The name refers to a cluster of similar activity involving Monero cryptocurrency-mining payloads in dynamic-link library (DLL) form on Windows systems.
“If you have public-facing web servers you should be concerned about this,” said Tony Lambert, intelligence analyst with the Red Canary Cyber Incident Response team.
“The activity observed was not targeted and could occur on any Windows IIS server running a Telerik-supported web app that remains vulnerable to CVE-2019-18935.”
Because of how Telerik is integrated, victims of Blue Mockingbird may not realize they have been attacked.
Lambert said: “Some of the organizations affected by this CVE don’t know they’re vulnerable because Telerik is commonly and inconspicuously built into other web applications, so the best route is to simply check web access logs of IIS web servers for mentions of Telerik.
Red Canary researchers noted that the threat actors achieve initial access “by exploiting public-facing web applications, specifically those that use Telerik UI for ASP.NET, followed by execution and persistence using multiple techniques”.
After gaining access, the bird uses the Remote Desktop Protocol to access privileged systems and then Windows Explorer to disseminate its payloads to the highest possible number of remote systems.
On compromised machines, it persists by abusing legitimate and infrequently leveraged Windows feature, COR_PROFILER.
In one incident, whoever gave the malicious bird wings used proxying software and experimented connecting to external systems with different kinds of reverse shell payloads.
Researchers said that the earliest Blue Mockingbird tools they had observed were formed in December last year.

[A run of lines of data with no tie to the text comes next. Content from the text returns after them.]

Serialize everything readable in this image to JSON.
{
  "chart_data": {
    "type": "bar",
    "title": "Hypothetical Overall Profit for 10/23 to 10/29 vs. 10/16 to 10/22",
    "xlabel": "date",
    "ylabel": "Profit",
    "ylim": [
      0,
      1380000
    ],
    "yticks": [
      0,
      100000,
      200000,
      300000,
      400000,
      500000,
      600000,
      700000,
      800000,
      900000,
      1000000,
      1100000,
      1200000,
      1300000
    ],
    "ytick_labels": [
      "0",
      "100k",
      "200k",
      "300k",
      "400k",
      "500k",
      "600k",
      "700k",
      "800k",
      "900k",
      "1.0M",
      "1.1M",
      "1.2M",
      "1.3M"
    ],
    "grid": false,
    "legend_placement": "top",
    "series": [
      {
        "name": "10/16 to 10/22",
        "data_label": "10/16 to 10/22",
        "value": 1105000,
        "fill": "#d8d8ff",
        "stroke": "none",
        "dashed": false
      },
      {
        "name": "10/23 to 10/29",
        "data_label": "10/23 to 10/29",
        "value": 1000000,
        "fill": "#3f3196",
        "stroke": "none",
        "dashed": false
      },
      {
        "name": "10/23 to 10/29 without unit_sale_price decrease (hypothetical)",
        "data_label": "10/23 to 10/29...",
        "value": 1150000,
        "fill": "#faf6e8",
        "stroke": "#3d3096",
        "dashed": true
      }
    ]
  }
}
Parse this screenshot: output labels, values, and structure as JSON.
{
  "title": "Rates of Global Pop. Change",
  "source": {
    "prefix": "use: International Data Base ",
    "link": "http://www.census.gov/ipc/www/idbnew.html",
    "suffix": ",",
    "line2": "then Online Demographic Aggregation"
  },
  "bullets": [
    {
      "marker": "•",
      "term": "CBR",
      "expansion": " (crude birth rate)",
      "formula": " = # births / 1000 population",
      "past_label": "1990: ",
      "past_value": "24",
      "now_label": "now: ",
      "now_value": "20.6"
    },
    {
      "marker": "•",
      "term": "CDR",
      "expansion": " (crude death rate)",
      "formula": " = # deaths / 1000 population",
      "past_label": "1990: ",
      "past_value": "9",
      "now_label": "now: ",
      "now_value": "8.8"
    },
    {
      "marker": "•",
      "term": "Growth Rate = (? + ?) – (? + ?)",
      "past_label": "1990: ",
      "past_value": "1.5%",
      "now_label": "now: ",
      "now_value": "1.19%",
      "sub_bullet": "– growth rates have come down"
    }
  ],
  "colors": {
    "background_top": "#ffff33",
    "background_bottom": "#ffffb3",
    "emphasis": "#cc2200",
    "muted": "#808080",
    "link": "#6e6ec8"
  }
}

Lambert said the threat was spotted causing problems at “a wide array of enterprises ranging from healthcare to IT service providers”.
Based on the numerous techniques observed, Red Canary researchers said that Blue Mockingbird was more likely to create problems for enterprise networks as opposed to individual consumers. Targeted enterprises will see computing resources drained from infected machines and IT or security teams put under extra strain as they remove the threat from affected environments.